L’arrivo della bella stagione è il periodo migliore per ottimizzare le spese delle utenze domestiche. Difatti il clima più mite riduce drasticamente la quantità di docce bollenti, termosifoni accesi e continui lavaggi di capi pesanti, oltre a favorire un uso ridotto della luce artificiale. C’è anche da considerare che, con il bel tempo, siamo sempre più propensi a stare fuori casa e, di conseguenza, tendiamo a ricevere bollette decisamente più basse, salvo specifici casi.

Certo, l’abuso di condizionatore o l’utilizzo di impianti obsoleti e dai consumi eccessivi incideranno ugualmente sui conti a fine mese, ma mettendo in atto alcune buone pratiche sarà comunque possibile risparmiare. Vediamo quali sono.

Valutare un cambio di operatore

È nel momento di minor domanda sul mercato che i prezzi iniziano a calare: questo significa che è giunta l’ora di passare all’azione valutando l’eventualità di cambiare operatore. A tal proposito, per individuare l’offerta gas più vantaggiosa, è possibile far riferimento alle piattaforme di comparazione, come ad esempio Facile.it, che consentono di mettere rapidamente a confronto diverse tariffe per trovare quella più adatta alle proprie abitudini di consumo.

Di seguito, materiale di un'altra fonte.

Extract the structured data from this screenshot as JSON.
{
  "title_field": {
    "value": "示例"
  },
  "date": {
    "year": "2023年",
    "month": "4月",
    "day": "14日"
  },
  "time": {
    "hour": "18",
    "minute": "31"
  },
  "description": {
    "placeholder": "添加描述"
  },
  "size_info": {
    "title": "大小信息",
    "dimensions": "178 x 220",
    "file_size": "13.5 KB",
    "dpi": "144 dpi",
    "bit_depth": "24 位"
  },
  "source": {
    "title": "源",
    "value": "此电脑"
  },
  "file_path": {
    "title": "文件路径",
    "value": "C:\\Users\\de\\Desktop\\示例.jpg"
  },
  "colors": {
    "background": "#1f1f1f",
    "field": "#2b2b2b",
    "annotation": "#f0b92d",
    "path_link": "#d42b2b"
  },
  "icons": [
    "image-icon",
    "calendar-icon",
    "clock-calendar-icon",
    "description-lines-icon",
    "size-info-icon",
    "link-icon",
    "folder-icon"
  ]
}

Il cambio operatore è un’attività che non prevede costi di penali o interruzioni di servizio perché viene gestita interamente tra vecchio e nuovo fornitore: l’unica cosa di cui dovete occuparvi è individuare l’offerta più interessante, anche in vista dell’inverno, e comunicare il codice PDR presente sulla bolletta. Si tratta del codice associato all’utenza e al contatore e serve a far sì che avvenga il cambio con il nuovo operatore.

Nel giro di brevissimo tempo, il cambio amministrativo verrà segnalato tramite mail o contatto telefonico e la fatturazione inizierà da zero, attraverso le letture del contatore che, ormai, avvengono quasi tutte in modo automatico.

Uno stile di vita più sano

Assumere alimenti freschi di stagione è un plus per la salute ma, forse, non tutti sanno che anche la cottura influenza il modo in cui gli stessi nutrono il nostro organismo. Questo è particolarmente vero per la frutta e per la verdura, cioè alimenti che apportano tanti nutrienti come fibre, proteine e vitamine ma che sono anche particolarmente sensibili a tagli, cotture e lavorazioni.

Nella bella stagione, visto il clima più favorevole, vale la pena introdurre maggiori quantitativi di pasti senza cottura o con cotture limitate, il che promuove anche una drastica riduzione dell’uso del gas. Tra le migliori cotture, note per essere salutari e veloci, ci sono quella in acqua o vapore, quella sulla griglia e, infine, le marinature: tutte modalità che richiedono minimi consumi di gas e che promuovono uno stile alimentare più sano.

Le alternative al gas

Nel discutere delle pratiche per ottimizzare i consumi domestici durante la bella stagione, un argomento chiave riguarda le alternative al gas. Una delle opzioni più interessanti e diffuse è quella che prevede l’installazione di pannelli solari i quali, indirettamente, possono ridurre il consumo di gas in favore di un riscaldamento elettrico auto-prodotto.

Un’altra alternativa da prendere in considerazione sono le pompe di calore. Questi dispositivi sfruttano l’energia termica, presente nell’aria esterna o nel terreno, per riscaldare l’acqua e gli ambienti interni. Sebbene l’installazione di una pompa di calore possa richiedere un investimento iniziale consistente, i risparmi energetici nel tempo ne giustificano assolutamente l’adozione.

Ci sono poi le biomasse come pellet o legna: questi sistemi di riscaldamento sono considerati tra i più efficienti, anche perché si integrano facilmente con sistemi di riscaldamento pre-esistenti. Le biomasse, inoltre, sono considerate fonti di energia rinnovabile e a basso impatto ambientale.